Supplementary Materials
Data Availability Statement
This project’s sequencing raw data, processed peak regions, and gene tracks are available on the NCBI GEO under accession no. GSE186349. Additionally, the following datasets were downloaded and analyzed: gene annotation for human and mice (https://www.gencodegenes.org); gene expression profiles based on promoter transcripts, FANTOM5 CAGE dataset, array express (http://www.ebi.ac.uk/arrayexpress/); ENCODE DAC Blacklisted Regions (https://www.encodeproject.org/annotations/ENCSR636HFF/); super enhancer regions, dbSuper (http://bioinfo.au.tsinghua.edu.cn/dbsuper/); genome states annotation, ESC 18 chromHMM states (https://www.encodeproject.org/search/?searchTerm=ChromHMM+Zhiping+Weng); K562 25 ChromHMM states (http://hgdownload.cse.ucsc.edu/goldenpath/hg19/encodeDCC/wgEncodeAwgSegmentation); transcription-supported enhancers and promoters, PINTS elements (https://pints.yulab.org/summary_stats); MPRA-defined candidate enhancers, mESC STARR-seq peaks were obtained from the supplementary data section of Peng et al.37 (13059_2020_2156_MOESM4_ESM.xlsx); regulatory interactions between enhancers and genes based on CRISPRi perturbations, K562 CRISPRi data from Fulco et al.44 (supplementary data section 41588_2019_538_MOESM3_ESM.xlsx) and Gasperini et al.47 (supplementary data GSE120861_all_deg_results.at_scale.txt).

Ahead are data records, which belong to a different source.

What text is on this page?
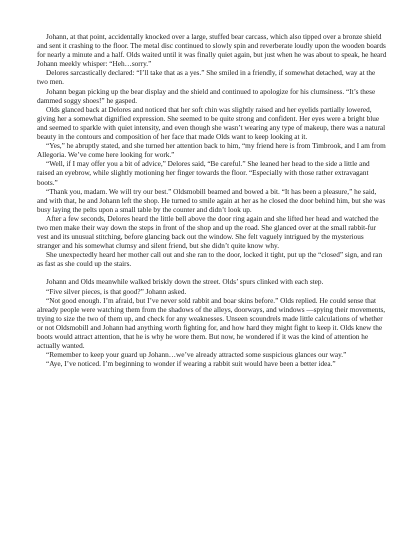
Johann, at that point, accidentally knocked over a large, stuffed bear carcass, which also tipped over a bronze shield and sent it crashing to the floor. The metal disc continued to slowly spin and reverberate loudly upon the wooden boards for nearly a minute and a half. Olds waited until it was finally quiet again, but just when he was about to speak, he heard Johann meekly whisper: “Heh…sorry.”

Delores sarcastically declared: “I’ll take that as a yes.” She smiled in a friendly, if somewhat detached, way at the two men.

Johann began picking up the bear display and the shield and continued to apologize for his clumsiness. “It’s these dammed soggy shoes!” he gasped.

Olds glanced back at Delores and noticed that her soft chin was slightly raised and her eyelids partially lowered, giving her a somewhat dignified expression. She seemed to be quite strong and confident. Her eyes were a bright blue and seemed to sparkle with quiet intensity, and even though she wasn’t wearing any type of makeup, there was a natural beauty in the contours and composition of her face that made Olds want to keep looking at it.

“Yes,” he abruptly stated, and she turned her attention back to him, “my friend here is from Timbrook, and I am from Allegoria. We’ve come here looking for work.”

“Well, if I may offer you a bit of advice,” Delores said, “Be careful.” She leaned her head to the side a little and raised an eyebrow, while slightly motioning her finger towards the floor. “Especially with those rather extravagant boots.”

“Thank you, madam. We will try our best.” Oldsmobill beamed and bowed a bit. “It has been a pleasure,” he said, and with that, he and Johann left the shop. He turned to smile again at her as he closed the door behind him, but she was busy laying the pelts upon a small table by the counter and didn’t look up.

After a few seconds, Delores heard the little bell above the door ring again and she lifted her head and watched the two men make their way down the steps in front of the shop and up the road. She glanced over at the small rabbit-fur vest and its unusual stitching, before glancing back out the window. She felt vaguely intrigued by the mysterious stranger and his somewhat clumsy and silent friend, but she didn’t quite know why.

She unexpectedly heard her mother call out and she ran to the door, locked it tight, put up the “closed” sign, and ran as fast as she could up the stairs.

Johann and Olds meanwhile walked briskly down the street. Olds’ spurs clinked with each step.

“Five silver pieces, is that good?” Johann asked.

“Not good enough. I’m afraid, but I’ve never sold rabbit and boar skins before.” Olds replied. He could sense that already people were watching them from the shadows of the alleys, doorways, and windows —spying their movements, trying to size the two of them up, and check for any weaknesses. Unseen scoundrels made little calculations of whether or not Oldsmobill and Johann had anything worth fighting for, and how hard they might fight to keep it. Olds knew the boots would attract attention, that he is why he wore them. But now, he wondered if it was the kind of attention he actually wanted.

“Remember to keep your guard up Johann…we’ve already attracted some suspicious glances our way.”

“Aye, I’ve noticed. I’m beginning to wonder if wearing a rabbit suit would have been a better idea.”
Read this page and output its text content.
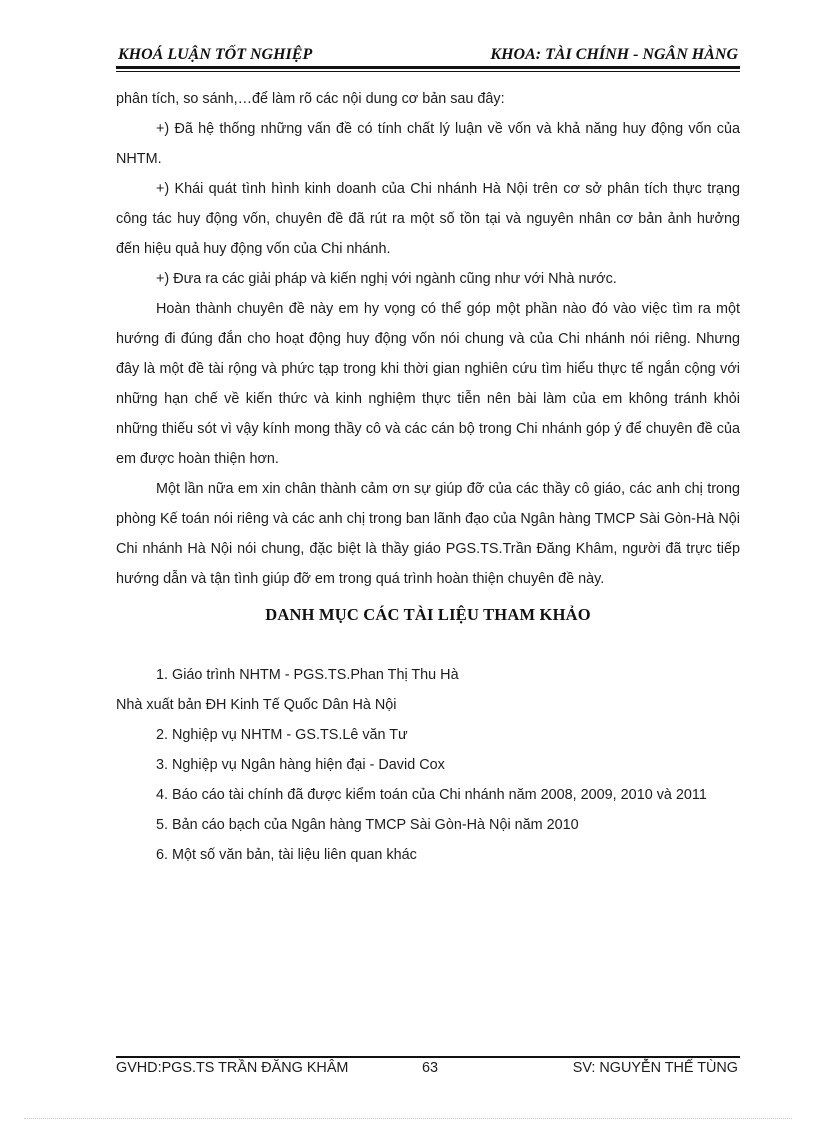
KHOÁ LUẬN TỐT NGHIỆP	KHOA: TÀI CHÍNH - NGÂN HÀNG

phân tích, so sánh,…để làm rõ các nội dung cơ bản sau đây:

+) Đã hệ thống những vấn đề có tính chất lý luận về vốn và khả năng huy động vốn của NHTM.

+) Khái quát tình hình kinh doanh của Chi nhánh Hà Nội trên cơ sở phân tích thực trạng công tác huy động vốn, chuyên đề đã rút ra một số tồn tại và nguyên nhân cơ bản ảnh hưởng đến hiệu quả huy động vốn của Chi nhánh.

+) Đưa ra các giải pháp và kiến nghị với ngành cũng như với Nhà nước.

Hoàn thành chuyên đề này em hy vọng có thể góp một phần nào đó vào việc tìm ra một hướng đi đúng đắn cho hoạt động huy động vốn nói chung và của Chi nhánh nói riêng. Nhưng đây là một đề tài rộng và phức tạp trong khi thời gian nghiên cứu tìm hiểu thực tế ngắn cộng với những hạn chế về kiến thức và kinh nghiệm thực tiễn nên bài làm của em không tránh khỏi những thiếu sót vì vậy kính mong thầy cô và các cán bộ trong Chi nhánh góp ý để chuyên đề của em được hoàn thiện hơn.

Một lần nữa em xin chân thành cảm ơn sự giúp đỡ của các thầy cô giáo, các anh chị trong phòng Kế toán nói riêng và các anh chị trong ban lãnh đạo của Ngân hàng TMCP Sài Gòn-Hà Nội Chi nhánh Hà Nội nói chung, đặc biệt là thầy giáo PGS.TS.Trần Đăng Khâm, người đã trực tiếp hướng dẫn và tận tình giúp đỡ em trong quá trình hoàn thiện chuyên đề này.

DANH MỤC CÁC TÀI LIỆU THAM KHẢO

1. Giáo trình NHTM - PGS.TS.Phan Thị Thu Hà

Nhà xuất bản ĐH Kinh Tế Quốc Dân Hà Nội

2. Nghiệp vụ NHTM - GS.TS.Lê văn Tư

3. Nghiệp vụ Ngân hàng hiện đại - David Cox

4. Báo cáo tài chính đã được kiểm toán của Chi nhánh năm 2008, 2009, 2010 và 2011

5. Bản cáo bạch của Ngân hàng TMCP Sài Gòn-Hà Nội năm 2010

6. Một số văn bản, tài liệu liên quan khác

GVHD:PGS.TS TRẦN ĐĂNG KHÂM	63	SV: NGUYỄN THẾ TÙNG
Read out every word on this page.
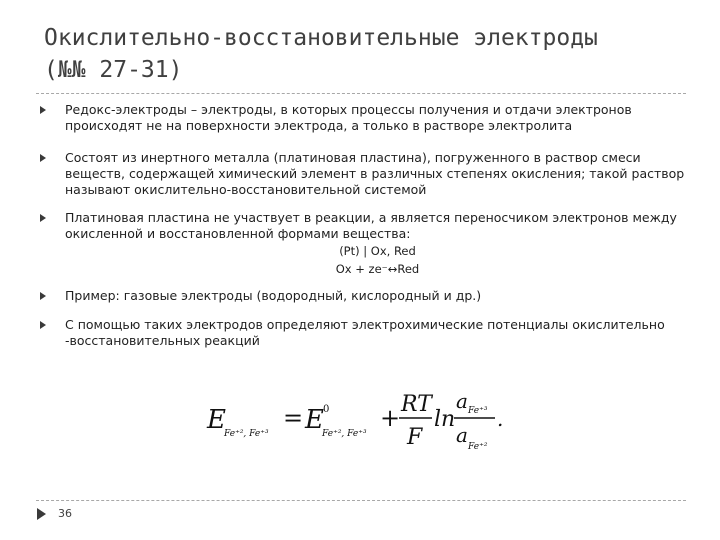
Окислительно-восстановительные электроды
(№№ 27-31)
Редокс-электроды – электроды, в которых процессы получения и отдачи электронов происходят не на поверхности электрода, а только в растворе электролита
Состоят из инертного металла (платиновая пластина), погруженного в раствор смеси веществ, содержащей химический элемент в различных степенях окисления; такой раствор называют окислительно-восстановительной системой
Платиновая пластина не участвует в реакции, а является переносчиком электронов между окисленной и восстановленной формами вещества:
(Pt) | Ox, Red
Ox + ze⁻↔Red
Пример: газовые электроды (водородный, кислородный и др.)
С помощью таких электродов определяют электрохимические потенциалы окислительно -восстановительных реакций
E
Fe⁺², Fe⁺³
= E 0
Fe⁺², Fe⁺³
+ RT
F
ln
a Fe⁺³
a Fe⁺²
.
36
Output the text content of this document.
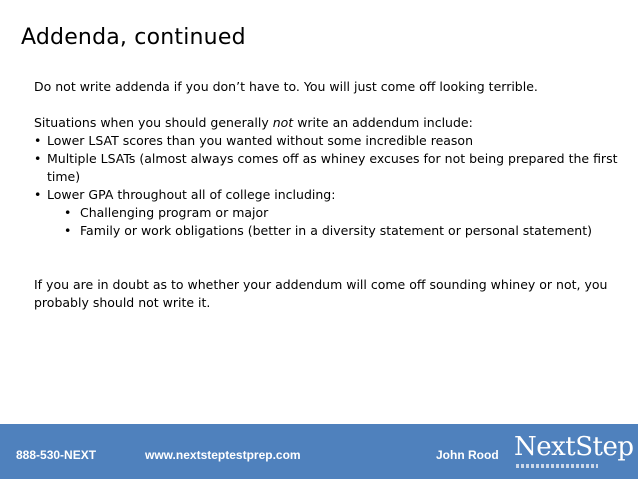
Addenda, continued

Do not write addenda if you don’t have to. You will just come off looking terrible.

Situations when you should generally not write an addendum include:

• Lower LSAT scores than you wanted without some incredible reason
• Multiple LSATs (almost always comes off as whiney excuses for not being prepared the first time)
• Lower GPA throughout all of college including:
• Challenging program or major
• Family or work obligations (better in a diversity statement or personal statement)

If you are in doubt as to whether your addendum will come off sounding whiney or not, you probably should not write it.

888-530-NEXT	www.nextsteptestprep.com	John Rood NextStep
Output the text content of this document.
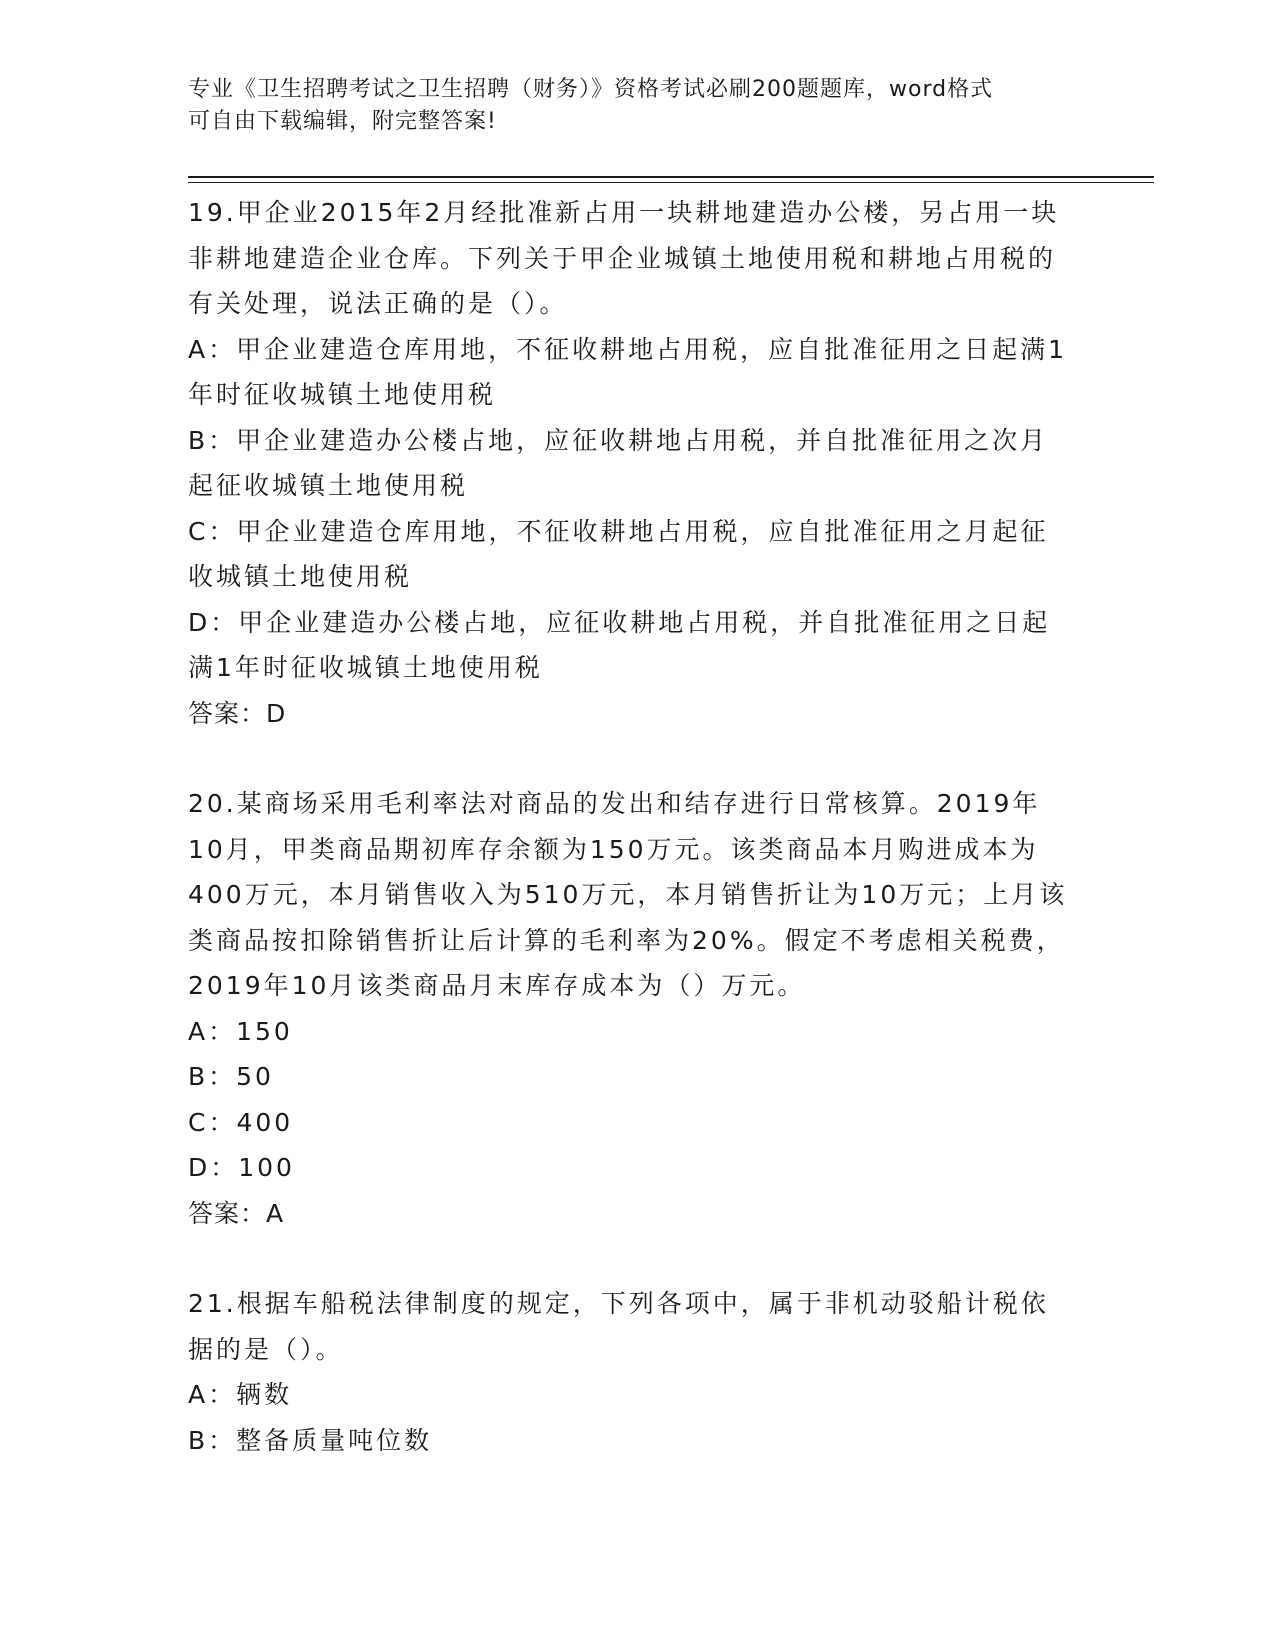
专业《卫生招聘考试之卫生招聘（财务）》资格考试必刷200题题库，word格式
可自由下载编辑，附完整答案!

19.甲企业2015年2月经批准新占用一块耕地建造办公楼，另占用一块非耕地建造企业仓库。下列关于甲企业城镇土地使用税和耕地占用税的有关处理，说法正确的是（）。

A：甲企业建造仓库用地，不征收耕地占用税，应自批准征用之日起满1年时征收城镇土地使用税

B：甲企业建造办公楼占地，应征收耕地占用税，并自批准征用之次月起征收城镇土地使用税

C：甲企业建造仓库用地，不征收耕地占用税，应自批准征用之月起征收城镇土地使用税

D：甲企业建造办公楼占地，应征收耕地占用税，并自批准征用之日起满1年时征收城镇土地使用税

答案：D

20.某商场采用毛利率法对商品的发出和结存进行日常核算。2019年10月，甲类商品期初库存余额为150万元。该类商品本月购进成本为400万元，本月销售收入为510万元，本月销售折让为10万元；上月该类商品按扣除销售折让后计算的毛利率为20%。假定不考虑相关税费，2019年10月该类商品月末库存成本为（）万元。

A：150

B：50

C：400

D：100

答案：A

21.根据车船税法律制度的规定，下列各项中，属于非机动驳船计税依据的是（）。

A：辆数

B：整备质量吨位数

We reanalyzed the following publicly available sequencing datasets: ESC H3K27ac (nos. GSE135562, GSE160890); K562 H3K9ac (no. GSE29611); ESC H3K4me1 (no. GSE146324); ESC NANOG (no. GSE146324); ESC OCT4 (no. GSE146324); ESC p300 (no. GSE146324); ESC H3K36me3 (no. GSE118785); ESC H3K9me3 (no. GSE90895); ESC CTCF(no. GSE178982); K562 H3K4me3 (no. GSE163049); K562 H3K4me1 (nos. GSE29611 and GSE31755); ESC RNA-seq (no. GSE146324); ESC Hi-C (no. GSE118911); K562 Hi-C (no. GSE63525); ESC Micro-C (no. GSE130275); ESC DNase-seq (no. GSE37074); and K562 DNase-seq (no. GSE29692).
We did not use any unique code or algorithm in this study that is central to our conclusions. The methods used for the analyses are described in the main text and Methods.